Several different baits and lures have been working, but being able to find fish has been the key.
Scott (843-524-5250) said fishermen are finding trout in deep holes, sharp creek bends and around oyster beds, expecially late on the outgoing tide and early on the incoming tide. Live mud minnows, live shrimp, Gulp! and Zman soft plastics are all producing fish.
Mud minnows have been producing a little more consistently than other baits on the outgoing tide, but Scott said trout have been changing their bait preferences on a regular basis, so change baits regularly if you're not getting enough bites.
Capt. Richard Sykes said redfish are still ganging up in tight schools and sticking to the shallow flats. On warmer days, the schools – which sometimes number into the hundreds – are breaking up into smaller pods, some with as few as a dozen fish. Polarized sunglasses are of paramount importance in finding schools of cruising reds.

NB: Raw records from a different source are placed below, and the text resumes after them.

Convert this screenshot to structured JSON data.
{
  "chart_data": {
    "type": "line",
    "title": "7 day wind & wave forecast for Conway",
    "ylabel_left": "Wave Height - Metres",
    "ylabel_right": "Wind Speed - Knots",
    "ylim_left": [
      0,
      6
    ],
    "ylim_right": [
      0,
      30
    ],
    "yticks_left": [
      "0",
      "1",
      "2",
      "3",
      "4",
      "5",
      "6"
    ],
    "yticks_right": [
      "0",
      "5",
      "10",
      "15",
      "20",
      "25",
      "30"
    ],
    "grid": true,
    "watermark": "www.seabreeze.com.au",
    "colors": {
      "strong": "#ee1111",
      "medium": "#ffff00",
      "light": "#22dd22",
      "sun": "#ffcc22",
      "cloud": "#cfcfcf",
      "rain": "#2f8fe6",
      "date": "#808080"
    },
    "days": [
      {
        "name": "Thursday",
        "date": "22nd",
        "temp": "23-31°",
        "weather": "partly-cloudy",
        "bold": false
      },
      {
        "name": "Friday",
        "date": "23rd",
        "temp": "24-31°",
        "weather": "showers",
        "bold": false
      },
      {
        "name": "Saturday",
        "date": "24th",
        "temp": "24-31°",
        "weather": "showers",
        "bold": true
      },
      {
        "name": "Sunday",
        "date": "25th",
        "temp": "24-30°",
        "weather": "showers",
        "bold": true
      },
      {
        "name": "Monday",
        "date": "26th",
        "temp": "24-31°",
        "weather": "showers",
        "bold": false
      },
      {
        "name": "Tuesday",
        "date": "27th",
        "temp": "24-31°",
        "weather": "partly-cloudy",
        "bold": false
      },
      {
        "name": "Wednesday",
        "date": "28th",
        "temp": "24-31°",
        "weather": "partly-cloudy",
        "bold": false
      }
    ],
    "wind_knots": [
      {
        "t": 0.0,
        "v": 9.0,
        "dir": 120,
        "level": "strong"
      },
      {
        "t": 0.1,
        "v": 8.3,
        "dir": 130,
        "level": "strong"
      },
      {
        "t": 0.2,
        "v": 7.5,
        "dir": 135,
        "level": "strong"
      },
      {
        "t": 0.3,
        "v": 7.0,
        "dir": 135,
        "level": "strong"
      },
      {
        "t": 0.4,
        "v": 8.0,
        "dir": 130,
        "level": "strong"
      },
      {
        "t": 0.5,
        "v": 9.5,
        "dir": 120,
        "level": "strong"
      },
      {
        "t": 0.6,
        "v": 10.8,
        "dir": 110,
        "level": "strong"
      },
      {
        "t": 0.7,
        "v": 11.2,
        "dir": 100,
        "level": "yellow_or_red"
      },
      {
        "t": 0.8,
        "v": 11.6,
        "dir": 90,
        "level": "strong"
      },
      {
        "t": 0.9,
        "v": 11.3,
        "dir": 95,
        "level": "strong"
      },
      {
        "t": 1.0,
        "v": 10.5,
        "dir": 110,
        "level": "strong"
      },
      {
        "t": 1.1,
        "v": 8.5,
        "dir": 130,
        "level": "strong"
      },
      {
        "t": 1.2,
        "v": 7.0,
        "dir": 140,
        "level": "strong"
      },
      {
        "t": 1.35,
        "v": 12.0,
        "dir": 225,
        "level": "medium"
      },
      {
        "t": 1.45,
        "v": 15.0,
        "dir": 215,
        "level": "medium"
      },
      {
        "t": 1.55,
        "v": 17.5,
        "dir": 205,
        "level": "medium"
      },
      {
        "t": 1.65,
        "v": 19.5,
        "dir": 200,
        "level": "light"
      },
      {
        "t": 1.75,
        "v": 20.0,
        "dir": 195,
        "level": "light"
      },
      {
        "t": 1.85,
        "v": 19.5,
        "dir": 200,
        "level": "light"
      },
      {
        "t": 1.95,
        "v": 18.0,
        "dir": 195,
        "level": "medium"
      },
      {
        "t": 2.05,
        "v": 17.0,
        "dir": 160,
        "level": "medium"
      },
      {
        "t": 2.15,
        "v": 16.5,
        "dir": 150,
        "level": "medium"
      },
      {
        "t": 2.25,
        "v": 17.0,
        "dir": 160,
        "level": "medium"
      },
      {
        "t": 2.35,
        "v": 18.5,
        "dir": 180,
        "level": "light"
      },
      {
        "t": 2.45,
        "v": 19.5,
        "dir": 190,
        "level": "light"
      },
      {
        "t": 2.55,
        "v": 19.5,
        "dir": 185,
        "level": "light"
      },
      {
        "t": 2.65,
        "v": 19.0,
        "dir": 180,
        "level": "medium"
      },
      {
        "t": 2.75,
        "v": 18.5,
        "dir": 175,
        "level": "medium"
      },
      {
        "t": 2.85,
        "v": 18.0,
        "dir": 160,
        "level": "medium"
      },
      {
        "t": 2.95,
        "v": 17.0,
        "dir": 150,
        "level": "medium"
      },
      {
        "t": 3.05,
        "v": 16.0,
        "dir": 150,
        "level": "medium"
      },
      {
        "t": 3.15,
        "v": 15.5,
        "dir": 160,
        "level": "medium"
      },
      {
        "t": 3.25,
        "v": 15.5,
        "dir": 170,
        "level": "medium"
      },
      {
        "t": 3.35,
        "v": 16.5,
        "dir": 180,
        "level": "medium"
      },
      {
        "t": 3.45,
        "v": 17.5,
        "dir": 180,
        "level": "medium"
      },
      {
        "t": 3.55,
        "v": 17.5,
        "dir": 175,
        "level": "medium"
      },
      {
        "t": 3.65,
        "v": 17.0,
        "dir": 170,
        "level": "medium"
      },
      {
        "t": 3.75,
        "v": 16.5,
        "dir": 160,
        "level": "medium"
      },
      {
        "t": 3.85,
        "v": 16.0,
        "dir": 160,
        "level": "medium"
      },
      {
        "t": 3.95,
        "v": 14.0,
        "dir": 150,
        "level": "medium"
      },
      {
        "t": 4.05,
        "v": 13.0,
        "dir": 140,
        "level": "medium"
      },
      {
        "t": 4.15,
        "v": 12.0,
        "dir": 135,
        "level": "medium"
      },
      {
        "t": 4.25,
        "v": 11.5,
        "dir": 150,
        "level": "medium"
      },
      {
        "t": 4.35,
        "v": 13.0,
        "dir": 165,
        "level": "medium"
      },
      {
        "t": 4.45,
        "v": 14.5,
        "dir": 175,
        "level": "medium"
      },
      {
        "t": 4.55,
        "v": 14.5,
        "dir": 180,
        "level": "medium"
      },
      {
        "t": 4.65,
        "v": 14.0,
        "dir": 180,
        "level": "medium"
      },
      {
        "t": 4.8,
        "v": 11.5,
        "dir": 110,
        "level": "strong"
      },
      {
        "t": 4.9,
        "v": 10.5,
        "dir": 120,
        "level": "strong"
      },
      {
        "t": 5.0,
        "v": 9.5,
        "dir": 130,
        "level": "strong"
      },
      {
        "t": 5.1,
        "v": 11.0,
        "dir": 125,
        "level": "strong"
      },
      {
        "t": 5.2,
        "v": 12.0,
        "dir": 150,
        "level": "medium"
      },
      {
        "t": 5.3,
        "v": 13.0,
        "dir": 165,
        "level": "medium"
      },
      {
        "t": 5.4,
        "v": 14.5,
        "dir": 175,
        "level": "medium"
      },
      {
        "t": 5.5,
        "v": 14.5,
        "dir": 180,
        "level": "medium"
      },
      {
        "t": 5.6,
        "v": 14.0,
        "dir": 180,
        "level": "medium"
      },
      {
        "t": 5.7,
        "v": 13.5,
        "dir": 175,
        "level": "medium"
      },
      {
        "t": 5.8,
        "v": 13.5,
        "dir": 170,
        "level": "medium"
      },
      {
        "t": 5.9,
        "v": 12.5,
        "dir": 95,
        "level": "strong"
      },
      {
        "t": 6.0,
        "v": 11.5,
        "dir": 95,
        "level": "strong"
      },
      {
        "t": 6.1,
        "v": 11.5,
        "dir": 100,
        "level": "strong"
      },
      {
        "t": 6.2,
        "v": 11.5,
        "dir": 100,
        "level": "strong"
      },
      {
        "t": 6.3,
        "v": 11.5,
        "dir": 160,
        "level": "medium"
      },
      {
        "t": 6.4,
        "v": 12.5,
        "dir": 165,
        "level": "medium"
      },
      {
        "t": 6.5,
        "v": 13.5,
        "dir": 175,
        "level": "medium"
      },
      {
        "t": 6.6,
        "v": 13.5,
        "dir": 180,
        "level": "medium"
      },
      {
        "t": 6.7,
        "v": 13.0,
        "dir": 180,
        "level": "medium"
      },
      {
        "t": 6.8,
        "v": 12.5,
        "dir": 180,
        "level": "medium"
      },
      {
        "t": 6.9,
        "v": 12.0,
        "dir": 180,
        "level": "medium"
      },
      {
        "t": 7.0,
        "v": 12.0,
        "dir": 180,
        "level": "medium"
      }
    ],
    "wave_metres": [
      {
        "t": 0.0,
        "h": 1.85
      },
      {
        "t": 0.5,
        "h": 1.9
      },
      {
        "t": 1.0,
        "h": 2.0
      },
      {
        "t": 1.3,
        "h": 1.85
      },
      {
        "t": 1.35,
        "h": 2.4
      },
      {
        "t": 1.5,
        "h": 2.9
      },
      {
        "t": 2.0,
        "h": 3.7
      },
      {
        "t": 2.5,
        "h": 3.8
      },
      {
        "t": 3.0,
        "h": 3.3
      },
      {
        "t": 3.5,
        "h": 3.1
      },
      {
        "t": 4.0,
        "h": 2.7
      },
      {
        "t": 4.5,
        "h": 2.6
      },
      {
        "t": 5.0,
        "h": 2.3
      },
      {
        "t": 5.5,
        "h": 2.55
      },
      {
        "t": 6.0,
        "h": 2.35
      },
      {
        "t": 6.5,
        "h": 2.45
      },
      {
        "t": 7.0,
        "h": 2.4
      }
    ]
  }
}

Reds are biting best at low tide in one to two feet of water, and at the very beginning of the incoming tide. They are spooky, and Sykes' best results have been when he casts a Gulp! shrimp well ahead of a school and works it painfully slowly until the reds reach it.Reds aren't completely lock-jawed at high tide, so don't give up when the oyster bars and spartina grass get flooded. Cast around the edges of the grass with mud minnows under a popping cork. Redfish are currently the top food target for dolphins, so these fish are staying in water as shallow as possible.